2. CRITERIOS DE EVALUACIÓN. Con todo, podemos señalar algunos indicadores de evaluación atendiendo a la exhortación del apóstol Pablo a Timoteo: “Procura con diligencia presentarte ante Dios aprobado, como obrero que no tiene de qué avergonzarse” (2ªTim.2,15). Creo firmemente que hay dos criterios fundamentales: integridad y dedicación. El apóstol Pablo los reivindicaba en su propio ministerio. Los cristianos de Corintio podrían discutir -lo hacían- su oratoria (“la presencia corporal débil, y la palabra menospreciable” -2ªCor.10,10; “tosco en la palabra” -2ªCor.11,6), ó su autoridad (2ªCor.10-11), pero nadie podía negar su absoluta dedicación -ahí está su biografía ministerial-, ni su intachable integridad -“irreprensible” en el vocabulario del Nuevo Testamento. Con esas características legitimaba el apóstol su ministerio: “Vosotros sois testigos, y Dios también, de cuán santa, justa e irreprensiblemente nos comportamos con vosotros los creyentes” (1ªTes.2,9-10). Sólo la ausencia de compromiso con la comunidad o la falta de honestidad descalifica en su raíz el ejercicio del ministerio pastoral (1ªP.5,2-3).

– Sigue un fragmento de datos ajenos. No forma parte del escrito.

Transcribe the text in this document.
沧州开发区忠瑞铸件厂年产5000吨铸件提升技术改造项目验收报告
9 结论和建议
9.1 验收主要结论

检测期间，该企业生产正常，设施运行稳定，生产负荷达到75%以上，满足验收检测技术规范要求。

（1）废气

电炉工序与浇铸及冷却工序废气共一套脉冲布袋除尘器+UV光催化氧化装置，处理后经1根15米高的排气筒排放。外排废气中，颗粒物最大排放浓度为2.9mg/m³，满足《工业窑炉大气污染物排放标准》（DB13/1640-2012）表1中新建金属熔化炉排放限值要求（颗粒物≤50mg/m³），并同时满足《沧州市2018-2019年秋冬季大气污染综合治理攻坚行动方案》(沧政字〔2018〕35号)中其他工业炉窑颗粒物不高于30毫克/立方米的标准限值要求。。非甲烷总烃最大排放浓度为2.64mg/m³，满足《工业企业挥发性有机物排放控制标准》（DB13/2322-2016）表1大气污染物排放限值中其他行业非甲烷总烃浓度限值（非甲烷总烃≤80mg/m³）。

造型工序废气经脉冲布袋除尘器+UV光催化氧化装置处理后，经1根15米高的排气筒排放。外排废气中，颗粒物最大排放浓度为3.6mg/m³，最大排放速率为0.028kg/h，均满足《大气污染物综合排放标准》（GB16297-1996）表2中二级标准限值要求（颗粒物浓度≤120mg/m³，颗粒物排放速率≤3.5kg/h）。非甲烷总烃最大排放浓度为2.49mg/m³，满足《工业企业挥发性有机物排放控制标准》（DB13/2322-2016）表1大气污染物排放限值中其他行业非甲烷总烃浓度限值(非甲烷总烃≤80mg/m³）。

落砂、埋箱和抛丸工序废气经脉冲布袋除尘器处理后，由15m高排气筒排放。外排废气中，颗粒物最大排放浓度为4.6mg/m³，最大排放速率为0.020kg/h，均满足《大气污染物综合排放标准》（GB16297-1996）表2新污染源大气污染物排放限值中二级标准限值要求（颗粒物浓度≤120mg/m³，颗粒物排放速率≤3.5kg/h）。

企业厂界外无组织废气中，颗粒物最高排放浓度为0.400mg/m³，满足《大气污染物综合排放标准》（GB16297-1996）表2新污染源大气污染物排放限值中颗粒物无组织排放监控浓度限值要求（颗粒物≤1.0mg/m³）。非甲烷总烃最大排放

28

Pero muy por encima de cualquier otro indicador, el criterio de evaluación definitivo es el amor. Cuando preguntaban a mi hijo Esteban siendo un niño a que se dedicaba su padre, respondía: “mi padre trabaja con la gente”. Es una buena definición pero aún se puede mejorar. ¿A qué se dedica en esencia un pastor? A querer a la gente. Una tendencia creciente quiere convertir a los pastores en profesionales del coaching o en expertos en administración y dirección de empresas; de hecho, es más fácil encontrar en las facultades de teología asignaturas sobre liderazgo y management que de espiritualidad. Algunos pastores parecen cautivados por esa moda pero sigo convencido de que la esencia del ministerio pastoral es querer a la gente y acompañarles, acompañarles en amor.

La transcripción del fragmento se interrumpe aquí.